His Artist Statement begins:
“I was kidnapped by clay. On my way to another life, a chance course, taken to fill up my schedule during my senior year in college, and it was all over. At first I sneaked into the school ceramics studio at night with several other addicts. Then, after I landed a full-time teaching job in the N.Y.C. public schools, I wound up at the clay studio of the Brooklyn Museum Art School, evenings, weekends, and I now confess, a few sick days.”
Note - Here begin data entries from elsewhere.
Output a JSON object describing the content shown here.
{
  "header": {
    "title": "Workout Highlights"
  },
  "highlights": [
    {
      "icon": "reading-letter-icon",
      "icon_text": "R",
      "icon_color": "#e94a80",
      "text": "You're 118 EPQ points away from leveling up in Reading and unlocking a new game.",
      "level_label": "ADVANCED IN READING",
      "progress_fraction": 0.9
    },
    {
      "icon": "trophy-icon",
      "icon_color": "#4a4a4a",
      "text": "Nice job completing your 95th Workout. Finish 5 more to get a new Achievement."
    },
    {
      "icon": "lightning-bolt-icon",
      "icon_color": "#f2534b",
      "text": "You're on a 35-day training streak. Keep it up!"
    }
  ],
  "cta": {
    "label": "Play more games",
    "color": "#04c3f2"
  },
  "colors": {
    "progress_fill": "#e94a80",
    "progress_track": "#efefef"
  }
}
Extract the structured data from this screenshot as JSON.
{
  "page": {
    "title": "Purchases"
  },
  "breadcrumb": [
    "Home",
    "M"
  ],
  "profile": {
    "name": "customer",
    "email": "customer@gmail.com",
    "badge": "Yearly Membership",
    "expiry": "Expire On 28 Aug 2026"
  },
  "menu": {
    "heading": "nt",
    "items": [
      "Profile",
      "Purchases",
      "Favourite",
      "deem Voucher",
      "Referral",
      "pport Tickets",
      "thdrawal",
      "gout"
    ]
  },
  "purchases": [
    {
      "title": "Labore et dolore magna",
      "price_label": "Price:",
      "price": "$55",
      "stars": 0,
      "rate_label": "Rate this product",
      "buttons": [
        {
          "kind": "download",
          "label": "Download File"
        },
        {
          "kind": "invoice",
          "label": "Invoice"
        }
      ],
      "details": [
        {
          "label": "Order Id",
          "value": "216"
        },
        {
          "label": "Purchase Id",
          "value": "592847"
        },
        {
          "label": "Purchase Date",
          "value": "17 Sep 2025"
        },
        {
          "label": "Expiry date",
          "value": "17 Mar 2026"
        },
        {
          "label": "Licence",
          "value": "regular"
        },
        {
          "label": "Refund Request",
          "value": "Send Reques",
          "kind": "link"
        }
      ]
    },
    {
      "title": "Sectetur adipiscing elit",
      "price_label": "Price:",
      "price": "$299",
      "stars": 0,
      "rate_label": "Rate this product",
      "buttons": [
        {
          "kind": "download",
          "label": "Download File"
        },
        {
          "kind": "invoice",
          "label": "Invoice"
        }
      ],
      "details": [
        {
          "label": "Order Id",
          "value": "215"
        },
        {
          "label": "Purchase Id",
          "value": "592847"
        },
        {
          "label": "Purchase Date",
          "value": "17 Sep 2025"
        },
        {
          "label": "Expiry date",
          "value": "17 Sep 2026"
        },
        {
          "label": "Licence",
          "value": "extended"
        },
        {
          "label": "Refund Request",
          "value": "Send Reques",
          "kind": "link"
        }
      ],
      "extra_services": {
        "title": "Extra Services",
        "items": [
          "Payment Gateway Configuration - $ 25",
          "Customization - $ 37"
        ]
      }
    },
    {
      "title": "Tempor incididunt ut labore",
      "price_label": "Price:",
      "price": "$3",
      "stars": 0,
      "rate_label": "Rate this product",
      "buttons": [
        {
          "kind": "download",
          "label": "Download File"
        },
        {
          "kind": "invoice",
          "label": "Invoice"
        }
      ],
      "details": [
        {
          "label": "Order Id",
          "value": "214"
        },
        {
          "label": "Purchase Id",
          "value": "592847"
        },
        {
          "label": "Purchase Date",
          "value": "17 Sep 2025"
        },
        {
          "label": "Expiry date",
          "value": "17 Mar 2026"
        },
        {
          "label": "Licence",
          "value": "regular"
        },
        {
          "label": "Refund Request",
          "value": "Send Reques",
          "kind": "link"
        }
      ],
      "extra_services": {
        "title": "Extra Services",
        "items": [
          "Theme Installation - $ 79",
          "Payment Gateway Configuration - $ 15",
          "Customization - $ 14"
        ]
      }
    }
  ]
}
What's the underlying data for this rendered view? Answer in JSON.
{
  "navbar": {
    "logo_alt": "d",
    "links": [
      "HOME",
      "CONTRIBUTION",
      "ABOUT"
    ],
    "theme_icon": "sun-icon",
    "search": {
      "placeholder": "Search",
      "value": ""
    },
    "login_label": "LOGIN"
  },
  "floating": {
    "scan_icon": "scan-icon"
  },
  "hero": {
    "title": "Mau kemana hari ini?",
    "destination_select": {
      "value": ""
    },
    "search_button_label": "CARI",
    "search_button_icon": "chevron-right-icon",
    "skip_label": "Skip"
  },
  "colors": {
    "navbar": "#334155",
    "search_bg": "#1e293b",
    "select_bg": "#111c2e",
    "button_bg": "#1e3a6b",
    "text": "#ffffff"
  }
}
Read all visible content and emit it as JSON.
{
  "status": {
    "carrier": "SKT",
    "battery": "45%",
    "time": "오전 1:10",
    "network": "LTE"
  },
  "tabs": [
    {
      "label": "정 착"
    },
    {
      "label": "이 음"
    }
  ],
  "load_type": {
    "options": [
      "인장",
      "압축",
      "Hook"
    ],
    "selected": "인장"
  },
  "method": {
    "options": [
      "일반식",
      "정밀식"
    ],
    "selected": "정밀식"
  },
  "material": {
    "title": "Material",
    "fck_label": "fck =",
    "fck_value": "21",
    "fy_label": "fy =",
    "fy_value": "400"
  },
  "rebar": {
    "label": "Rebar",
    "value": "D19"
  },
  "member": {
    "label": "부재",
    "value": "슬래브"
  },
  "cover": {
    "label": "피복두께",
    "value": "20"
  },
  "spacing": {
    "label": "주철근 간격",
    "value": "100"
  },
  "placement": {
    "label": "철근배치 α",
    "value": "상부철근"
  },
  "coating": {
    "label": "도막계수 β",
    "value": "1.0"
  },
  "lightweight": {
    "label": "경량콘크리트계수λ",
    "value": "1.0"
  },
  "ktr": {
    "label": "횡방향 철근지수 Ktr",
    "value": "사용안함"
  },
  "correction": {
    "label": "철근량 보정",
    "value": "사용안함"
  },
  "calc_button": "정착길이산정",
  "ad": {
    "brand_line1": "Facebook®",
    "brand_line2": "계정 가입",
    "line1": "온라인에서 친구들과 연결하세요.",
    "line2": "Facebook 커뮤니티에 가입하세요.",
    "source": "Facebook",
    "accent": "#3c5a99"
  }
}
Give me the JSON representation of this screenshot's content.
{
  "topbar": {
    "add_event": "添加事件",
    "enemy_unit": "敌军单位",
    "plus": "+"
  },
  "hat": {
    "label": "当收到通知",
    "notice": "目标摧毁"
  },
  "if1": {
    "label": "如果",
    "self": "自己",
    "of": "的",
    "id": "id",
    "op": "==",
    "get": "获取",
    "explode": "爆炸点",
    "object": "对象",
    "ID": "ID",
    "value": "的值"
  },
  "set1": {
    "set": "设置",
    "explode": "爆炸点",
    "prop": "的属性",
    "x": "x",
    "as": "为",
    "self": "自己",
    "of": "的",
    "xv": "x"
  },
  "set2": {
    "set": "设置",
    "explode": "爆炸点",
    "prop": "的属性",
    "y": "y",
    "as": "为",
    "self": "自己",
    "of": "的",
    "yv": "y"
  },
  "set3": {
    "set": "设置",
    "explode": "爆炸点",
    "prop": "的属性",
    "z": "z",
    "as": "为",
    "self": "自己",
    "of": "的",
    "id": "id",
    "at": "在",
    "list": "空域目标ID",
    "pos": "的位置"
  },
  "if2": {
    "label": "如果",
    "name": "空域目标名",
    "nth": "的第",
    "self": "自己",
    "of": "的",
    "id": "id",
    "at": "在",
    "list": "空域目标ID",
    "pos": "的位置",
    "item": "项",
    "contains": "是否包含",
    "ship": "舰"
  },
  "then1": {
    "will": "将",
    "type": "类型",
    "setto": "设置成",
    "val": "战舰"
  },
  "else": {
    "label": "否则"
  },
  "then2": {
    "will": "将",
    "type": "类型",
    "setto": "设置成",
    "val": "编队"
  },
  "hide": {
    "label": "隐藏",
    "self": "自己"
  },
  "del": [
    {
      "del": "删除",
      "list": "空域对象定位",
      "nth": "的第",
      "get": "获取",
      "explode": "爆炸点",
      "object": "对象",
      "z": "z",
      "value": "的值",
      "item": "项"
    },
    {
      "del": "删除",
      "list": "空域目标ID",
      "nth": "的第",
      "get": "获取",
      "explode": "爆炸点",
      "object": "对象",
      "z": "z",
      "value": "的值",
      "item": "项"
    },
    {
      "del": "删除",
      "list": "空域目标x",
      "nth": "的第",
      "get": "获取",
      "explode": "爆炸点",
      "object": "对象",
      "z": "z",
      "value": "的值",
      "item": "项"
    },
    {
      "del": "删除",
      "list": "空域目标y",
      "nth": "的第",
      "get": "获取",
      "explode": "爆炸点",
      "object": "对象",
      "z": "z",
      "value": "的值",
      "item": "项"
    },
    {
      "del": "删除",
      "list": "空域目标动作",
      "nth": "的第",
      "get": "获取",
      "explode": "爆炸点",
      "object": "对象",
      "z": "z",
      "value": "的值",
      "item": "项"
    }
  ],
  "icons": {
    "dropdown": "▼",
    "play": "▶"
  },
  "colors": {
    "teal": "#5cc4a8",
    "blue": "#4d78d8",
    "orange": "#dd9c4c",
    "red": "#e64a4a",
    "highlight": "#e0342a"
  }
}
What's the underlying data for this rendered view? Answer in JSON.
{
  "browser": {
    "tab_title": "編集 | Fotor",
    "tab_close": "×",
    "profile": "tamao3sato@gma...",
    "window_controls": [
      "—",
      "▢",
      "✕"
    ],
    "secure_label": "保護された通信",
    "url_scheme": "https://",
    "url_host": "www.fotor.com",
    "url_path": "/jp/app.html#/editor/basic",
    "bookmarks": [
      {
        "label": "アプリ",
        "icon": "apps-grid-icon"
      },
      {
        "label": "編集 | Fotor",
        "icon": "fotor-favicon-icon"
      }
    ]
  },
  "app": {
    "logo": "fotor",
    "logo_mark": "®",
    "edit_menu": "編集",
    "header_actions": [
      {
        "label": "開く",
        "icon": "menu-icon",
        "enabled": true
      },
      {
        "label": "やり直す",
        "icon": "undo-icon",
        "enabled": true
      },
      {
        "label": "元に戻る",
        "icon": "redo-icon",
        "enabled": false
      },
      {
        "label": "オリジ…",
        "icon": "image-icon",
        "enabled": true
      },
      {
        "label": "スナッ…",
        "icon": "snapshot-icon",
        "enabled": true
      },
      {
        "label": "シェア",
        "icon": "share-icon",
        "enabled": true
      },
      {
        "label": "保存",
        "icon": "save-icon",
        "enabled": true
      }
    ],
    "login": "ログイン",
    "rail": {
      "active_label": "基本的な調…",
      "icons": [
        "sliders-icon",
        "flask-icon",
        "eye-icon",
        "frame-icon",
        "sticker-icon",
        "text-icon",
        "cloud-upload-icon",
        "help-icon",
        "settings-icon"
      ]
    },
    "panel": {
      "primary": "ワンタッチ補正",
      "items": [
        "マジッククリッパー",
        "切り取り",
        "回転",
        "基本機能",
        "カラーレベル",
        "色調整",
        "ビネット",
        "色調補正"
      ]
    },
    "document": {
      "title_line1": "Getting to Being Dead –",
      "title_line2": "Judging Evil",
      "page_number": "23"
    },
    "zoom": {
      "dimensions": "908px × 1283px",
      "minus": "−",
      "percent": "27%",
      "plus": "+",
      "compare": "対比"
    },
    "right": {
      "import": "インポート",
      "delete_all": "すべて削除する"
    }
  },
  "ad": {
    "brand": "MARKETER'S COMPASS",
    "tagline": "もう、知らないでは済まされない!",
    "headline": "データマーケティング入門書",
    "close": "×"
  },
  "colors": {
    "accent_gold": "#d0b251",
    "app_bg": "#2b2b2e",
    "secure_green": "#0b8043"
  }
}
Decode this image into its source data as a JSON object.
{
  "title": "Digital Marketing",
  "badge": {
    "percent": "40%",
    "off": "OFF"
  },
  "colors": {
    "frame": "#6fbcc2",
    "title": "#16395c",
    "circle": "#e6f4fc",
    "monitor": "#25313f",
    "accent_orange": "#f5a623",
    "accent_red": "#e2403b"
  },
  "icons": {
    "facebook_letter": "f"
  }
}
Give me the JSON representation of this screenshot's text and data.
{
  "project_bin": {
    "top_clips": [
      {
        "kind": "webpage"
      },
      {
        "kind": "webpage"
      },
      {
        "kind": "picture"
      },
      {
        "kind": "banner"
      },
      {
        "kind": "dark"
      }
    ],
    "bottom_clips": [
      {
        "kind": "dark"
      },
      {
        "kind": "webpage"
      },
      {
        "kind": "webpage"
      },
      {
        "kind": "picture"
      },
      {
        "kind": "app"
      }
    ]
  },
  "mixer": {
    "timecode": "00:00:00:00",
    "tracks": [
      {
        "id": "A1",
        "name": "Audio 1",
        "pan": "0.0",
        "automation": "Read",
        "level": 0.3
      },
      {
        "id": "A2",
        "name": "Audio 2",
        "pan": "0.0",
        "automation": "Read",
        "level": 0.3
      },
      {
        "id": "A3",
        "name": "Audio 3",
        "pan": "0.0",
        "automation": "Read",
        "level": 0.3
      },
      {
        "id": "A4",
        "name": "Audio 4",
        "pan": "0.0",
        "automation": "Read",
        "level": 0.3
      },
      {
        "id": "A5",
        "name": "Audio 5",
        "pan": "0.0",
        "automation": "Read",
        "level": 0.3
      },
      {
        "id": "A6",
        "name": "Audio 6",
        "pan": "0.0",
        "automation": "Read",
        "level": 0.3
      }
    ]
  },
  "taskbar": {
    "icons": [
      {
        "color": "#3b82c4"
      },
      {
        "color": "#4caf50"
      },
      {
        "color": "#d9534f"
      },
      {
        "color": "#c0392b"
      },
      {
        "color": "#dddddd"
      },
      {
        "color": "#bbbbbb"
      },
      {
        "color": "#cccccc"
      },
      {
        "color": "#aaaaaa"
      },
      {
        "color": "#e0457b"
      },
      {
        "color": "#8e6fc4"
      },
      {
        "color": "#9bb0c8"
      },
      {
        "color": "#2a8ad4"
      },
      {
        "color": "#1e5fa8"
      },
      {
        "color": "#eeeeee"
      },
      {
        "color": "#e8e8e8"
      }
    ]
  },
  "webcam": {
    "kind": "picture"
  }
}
More than fifty years later Steinberg’s art work and teaching approach have gone through numerous changes. Leaving the Church of the Potters Wheel in 1981, a “borrowed” kitchen rolling pin eventually led him to join the Temple of the Slab Roller.
Eventually he stopped teaching wheel techniques altogether to focus on hand built wall art and sculpture with colored clay, various textures and non clay inclusions, like gravel, sawdust, or iron filings. Steinberg took a year long sabbatical in 2001, studying with everyone under the sun, including Paulus Berensohn and George Kokis.
Steinberg’s workshop page shows a few samples of the post sabbatical workshops he now offers, the fruits of his own teachers’ wisdom – workshops that focus first on vision, then following up with specific techniques to help birth those visions into form.
In 2004 Steinberg went back to school, completing a four year psychotherapy training program at The Synthesis Center, Amherst Mass, and a two year program in Psychoneuroimmunology. He has maintained a private therapy practice ever since.
These three areas of his life, making, teaching, guiding, often overlap. After all – If clay work isn’t therapeutic, what is?